In fact we have had an inkling of this good news for over twenty years now — that’s when the Ivory Coast hit 7 percent growth and stayed there — until its president, the grand old man of Africa, Felix Houphouet-Boigny, died in 1993 and the country fell apart into ethnic feuding. Botswana was also a great success, becoming for a while in the 1990s the world’s fastest growing economy. It spent its money well and still does. Alas, the tragedy of AIDS hit it harder than elsewhere and knocked an enormous hole in the growth rate. Gradually it is now pulling itself out of it.
The IMF’s latest “Regional Economic Outlook” makes the point if African countries can achieve an annual rate of growth of 7 percent they should be able to halve poverty by 2015. Tanzania itself is well on the road to such progress. In Nigeria, the continent’s most populous country, growth is a firm 7 percent. Despite the press reporting the country as an ongoing disaster with political feuding and deeply embedded corruption, it is getting on top of many of its problems — its macro economy is in balance and there is strong growth in the nonoil sector. In Angola, not very long ago the country on the continent most devastated by war, growth is nearly 16 percent a year and an increasing proportion of that growth is likewise coming from the nonoil sector and rising agricultural output. In Mozambique, another war-ravaged country where growth is now over 10 percent (without an oil sector), Tony Blair’s Commission for Africa report noted that poverty has been reduced from 80 percent of the population in the 1990s to around 50 percent today. Even in the war-torn Democratic Republic of the Congo the IMF believes now that the elections have been held and if the country can avoid a new round of civil war growth will be over 7 percent next year.

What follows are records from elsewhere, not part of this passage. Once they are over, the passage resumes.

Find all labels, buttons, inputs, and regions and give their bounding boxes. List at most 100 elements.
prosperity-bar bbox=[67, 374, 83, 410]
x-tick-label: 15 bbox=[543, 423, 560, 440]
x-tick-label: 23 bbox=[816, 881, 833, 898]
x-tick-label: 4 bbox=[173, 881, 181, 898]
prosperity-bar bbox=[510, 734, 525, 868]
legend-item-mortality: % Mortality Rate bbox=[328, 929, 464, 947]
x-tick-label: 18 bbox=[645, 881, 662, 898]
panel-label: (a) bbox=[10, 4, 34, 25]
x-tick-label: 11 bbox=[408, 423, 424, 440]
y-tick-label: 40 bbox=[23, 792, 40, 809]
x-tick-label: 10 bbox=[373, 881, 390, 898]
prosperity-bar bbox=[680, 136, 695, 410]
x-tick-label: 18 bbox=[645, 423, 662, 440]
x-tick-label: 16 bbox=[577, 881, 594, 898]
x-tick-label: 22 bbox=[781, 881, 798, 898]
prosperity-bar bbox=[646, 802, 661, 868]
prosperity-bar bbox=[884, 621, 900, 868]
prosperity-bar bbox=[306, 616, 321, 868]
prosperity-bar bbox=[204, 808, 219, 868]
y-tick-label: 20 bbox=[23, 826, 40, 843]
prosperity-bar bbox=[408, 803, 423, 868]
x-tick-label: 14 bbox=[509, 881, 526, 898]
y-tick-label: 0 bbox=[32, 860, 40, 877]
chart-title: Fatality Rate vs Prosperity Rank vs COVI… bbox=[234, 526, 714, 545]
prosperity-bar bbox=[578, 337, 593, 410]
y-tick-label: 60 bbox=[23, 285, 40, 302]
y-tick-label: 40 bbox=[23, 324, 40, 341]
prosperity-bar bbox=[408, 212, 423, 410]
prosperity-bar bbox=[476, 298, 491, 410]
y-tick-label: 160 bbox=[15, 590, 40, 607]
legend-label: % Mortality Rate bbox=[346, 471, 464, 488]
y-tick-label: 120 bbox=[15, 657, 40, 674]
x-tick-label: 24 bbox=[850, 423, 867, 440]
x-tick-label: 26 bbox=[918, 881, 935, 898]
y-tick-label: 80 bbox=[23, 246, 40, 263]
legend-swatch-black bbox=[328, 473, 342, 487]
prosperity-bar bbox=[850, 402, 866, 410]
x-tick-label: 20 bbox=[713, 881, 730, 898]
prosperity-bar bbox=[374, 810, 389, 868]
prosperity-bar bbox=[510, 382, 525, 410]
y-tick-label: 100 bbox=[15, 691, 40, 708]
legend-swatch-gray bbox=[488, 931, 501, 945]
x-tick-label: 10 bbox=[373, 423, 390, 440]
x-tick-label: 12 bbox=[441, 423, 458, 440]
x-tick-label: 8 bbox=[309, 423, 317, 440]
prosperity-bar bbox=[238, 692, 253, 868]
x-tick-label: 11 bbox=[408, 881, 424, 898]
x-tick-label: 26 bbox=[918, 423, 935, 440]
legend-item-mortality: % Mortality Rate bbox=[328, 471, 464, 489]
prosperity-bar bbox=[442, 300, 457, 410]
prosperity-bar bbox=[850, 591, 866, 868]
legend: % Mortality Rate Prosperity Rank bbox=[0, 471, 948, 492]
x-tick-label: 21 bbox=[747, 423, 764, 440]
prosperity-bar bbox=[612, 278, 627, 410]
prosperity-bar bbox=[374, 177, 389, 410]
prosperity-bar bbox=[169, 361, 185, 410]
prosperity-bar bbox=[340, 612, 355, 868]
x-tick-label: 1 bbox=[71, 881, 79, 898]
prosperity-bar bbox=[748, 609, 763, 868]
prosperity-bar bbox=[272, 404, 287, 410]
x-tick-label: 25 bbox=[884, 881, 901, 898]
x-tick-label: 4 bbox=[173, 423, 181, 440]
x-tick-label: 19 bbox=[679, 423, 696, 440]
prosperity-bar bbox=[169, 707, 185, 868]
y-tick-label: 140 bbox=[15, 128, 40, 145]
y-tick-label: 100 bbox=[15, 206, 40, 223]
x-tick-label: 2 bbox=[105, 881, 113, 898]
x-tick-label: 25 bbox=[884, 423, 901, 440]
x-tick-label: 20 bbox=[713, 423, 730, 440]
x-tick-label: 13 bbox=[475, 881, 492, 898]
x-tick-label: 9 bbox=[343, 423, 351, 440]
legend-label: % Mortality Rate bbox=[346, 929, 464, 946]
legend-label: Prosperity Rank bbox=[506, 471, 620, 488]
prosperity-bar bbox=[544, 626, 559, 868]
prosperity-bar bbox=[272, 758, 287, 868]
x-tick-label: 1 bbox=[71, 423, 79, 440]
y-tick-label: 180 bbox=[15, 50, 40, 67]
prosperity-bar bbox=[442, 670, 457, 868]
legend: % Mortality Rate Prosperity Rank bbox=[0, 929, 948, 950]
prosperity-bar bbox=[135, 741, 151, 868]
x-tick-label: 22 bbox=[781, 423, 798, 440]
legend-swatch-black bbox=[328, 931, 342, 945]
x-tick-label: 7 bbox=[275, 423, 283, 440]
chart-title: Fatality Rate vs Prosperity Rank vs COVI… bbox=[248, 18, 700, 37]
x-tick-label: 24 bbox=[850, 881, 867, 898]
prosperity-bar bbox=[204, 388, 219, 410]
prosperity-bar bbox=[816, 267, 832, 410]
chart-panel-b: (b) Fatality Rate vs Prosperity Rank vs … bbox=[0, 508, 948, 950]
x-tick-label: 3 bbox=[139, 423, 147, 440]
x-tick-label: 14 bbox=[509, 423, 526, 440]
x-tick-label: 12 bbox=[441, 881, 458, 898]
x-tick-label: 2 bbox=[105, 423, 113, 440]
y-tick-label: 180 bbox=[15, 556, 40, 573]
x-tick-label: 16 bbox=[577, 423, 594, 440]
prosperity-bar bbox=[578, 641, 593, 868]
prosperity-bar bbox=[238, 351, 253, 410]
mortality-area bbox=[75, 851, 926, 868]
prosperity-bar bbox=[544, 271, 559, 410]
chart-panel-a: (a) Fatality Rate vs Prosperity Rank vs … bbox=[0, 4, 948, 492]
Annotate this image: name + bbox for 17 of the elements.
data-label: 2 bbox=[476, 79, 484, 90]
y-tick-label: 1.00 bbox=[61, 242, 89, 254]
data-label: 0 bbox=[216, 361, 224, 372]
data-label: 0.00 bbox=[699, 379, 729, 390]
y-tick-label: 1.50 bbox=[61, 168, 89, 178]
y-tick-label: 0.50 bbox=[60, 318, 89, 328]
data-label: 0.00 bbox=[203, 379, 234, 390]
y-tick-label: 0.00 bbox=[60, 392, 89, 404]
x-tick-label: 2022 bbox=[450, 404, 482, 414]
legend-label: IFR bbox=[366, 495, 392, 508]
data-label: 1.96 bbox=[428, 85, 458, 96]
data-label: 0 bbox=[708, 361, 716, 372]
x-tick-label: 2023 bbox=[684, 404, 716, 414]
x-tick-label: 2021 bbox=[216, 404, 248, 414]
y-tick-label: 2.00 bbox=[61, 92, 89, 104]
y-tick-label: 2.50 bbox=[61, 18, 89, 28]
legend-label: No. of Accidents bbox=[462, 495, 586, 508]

Although South Africa’s growth is a modest 4.2 percent it is an impressive rate by the country’s historical standards. It is Africa’s largest market, an increasingly important source of investment and a major driving force in the region. Its entrepreneurs have spread all over the continent — in Tanzania, for example, running telecommunication and airline companies. Its young black executives have been turning heads in Dar es Salaam.
It’s true that Africa has spent too much time since independence arrived making excuses and wasting its resources. But this laid-back, self-indulgent, attitude is undoubtedly metamorphosing into a something very different. There are no tigers in Africa, but watch the lions. I believe they will soon be roaring.